Les autorités disent attendre le passage du pic épidémique pour fixer la date du déconfinement, probablement en juin. Mais l’ARS redoute un «embrasement épidémique» qui déborderait totalement le système de santé local.

Mayotte est issue d'une partition de l'archipel des Comores, une ancienne colonie française située à l'entrée du canal du Mozambique, près de Madagascar.

Lors de la déclaration de l’indépendance des Comores en 1975, l’impérialisme français a agi avec la même brutalité réactionnaire qu’ailleurs dans son ex-empire colonial en Afrique. Il a organisé en sous-main un coup d’État au Comores, avec l’intervention du mercenaire notoire Bob Denard, pour en contrer les revendications d’unité et politique et territoriale. Ceci a permis à la France de conserver le contrôle de l’île de Mayotte en divisant les Comores.

Pour consolider la présence française, le statut de département a été octroyé en 2011, malgré le sous développement de l’île et sa taille de seulement 374 km2. Il y a à présent une colère sociale grandissante contre l’échec du passage de Mayotte au statut de département d’outre-mer, qui n’a pas amélioré les conditions sociales qui restent désastreuses.

Du fait de la séparation artificielle d’avec les Comores, de très nombreux réfugiés en situation irrégulière venant des îles voisines vivent sur l'île. Ils constituent la moitié de la population et vivent pour la plupart dans des bidonvilles surpeuplés, avec des problèmes d'accès à l'eau courante, à l'électricité et aux sanitaires. Un tiers des habitants n'a pas accès à l'eau courante.

On estime que 84 pour cent de la population vit en-dessous du seuil de pauvreté. Mayotte a la plus forte croissance démographique de tout le continent africain, à l'exception du Niger et plus d'un habitant sur deux a moins de 20 ans. La densité de la population est très élevée avec 690 habitants au km². Le système scolaire n'accueille qu'une partie des enfants; un tiers des plus de 15 ans n'a jamais été scolarisé.

L’île est un immense désert médical avec 18 médecins de ville pour les 279 000 habitants. Les moyens du centre hospitalier de Mayotte, sont quant à eux surtout concentrés sur la maternité qui assure près de 10.000 naissances par an, dont 75 pour cent d’enfants nés de mères en situation irrégulière.

Compte tenu des conditions sociales et du manque de moyens mis en œuvre pour lutter contre l'épidémie, on s'attend à une augmentation continue des cas de Covid-19.

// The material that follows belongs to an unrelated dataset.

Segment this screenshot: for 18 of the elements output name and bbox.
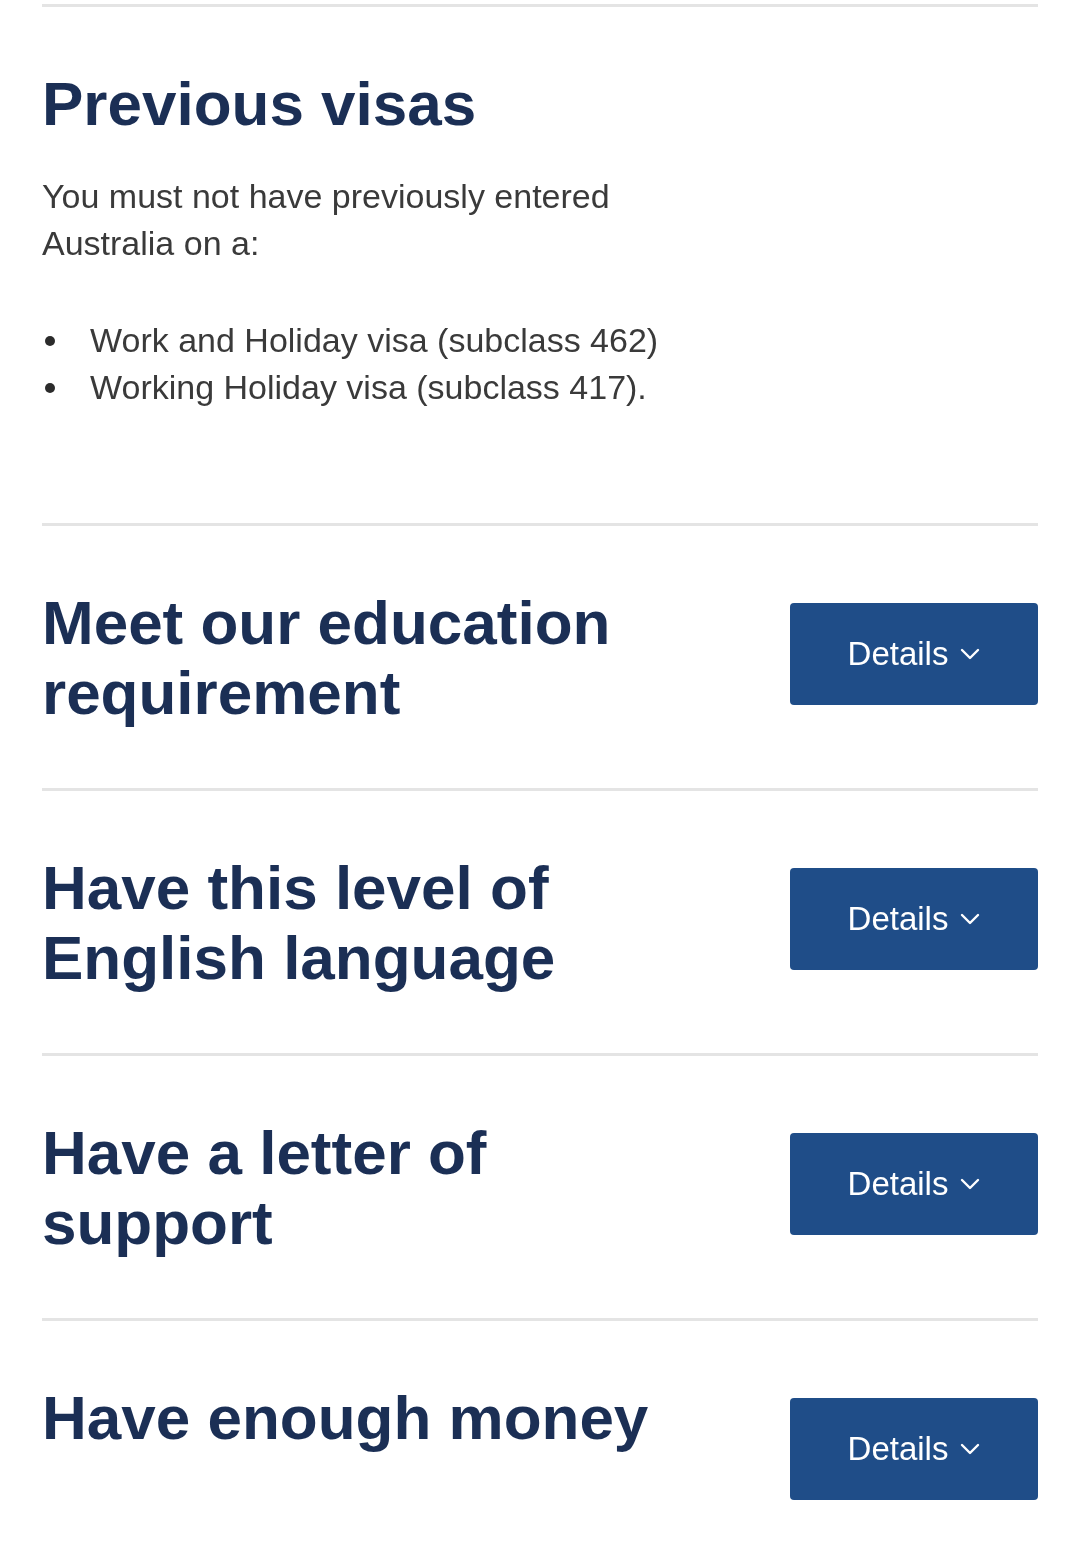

Selon les données officielles, l'épidémie n’aurait pas encore pénétrée de façon importante dans les bidonvilles, mais on manque de données sur le nombre de cas réels dans la population et leur répartition. Il est probable que d’assez nombreux cas asymptomatiques ou de gravité modérée soient intervenus dans une population où on ne se rend à l’hôpital qu’en cas de problème de santé sérieux. En outre, faute de moyens, la capacité de dépistage est pour l’instant limitée à 200 tests par jour, 5.700 ayant été réalisés au total. Ceci est largement insuffisant et limite la capacité à suivre les cas et les contacts et à contrôler l’épidémie.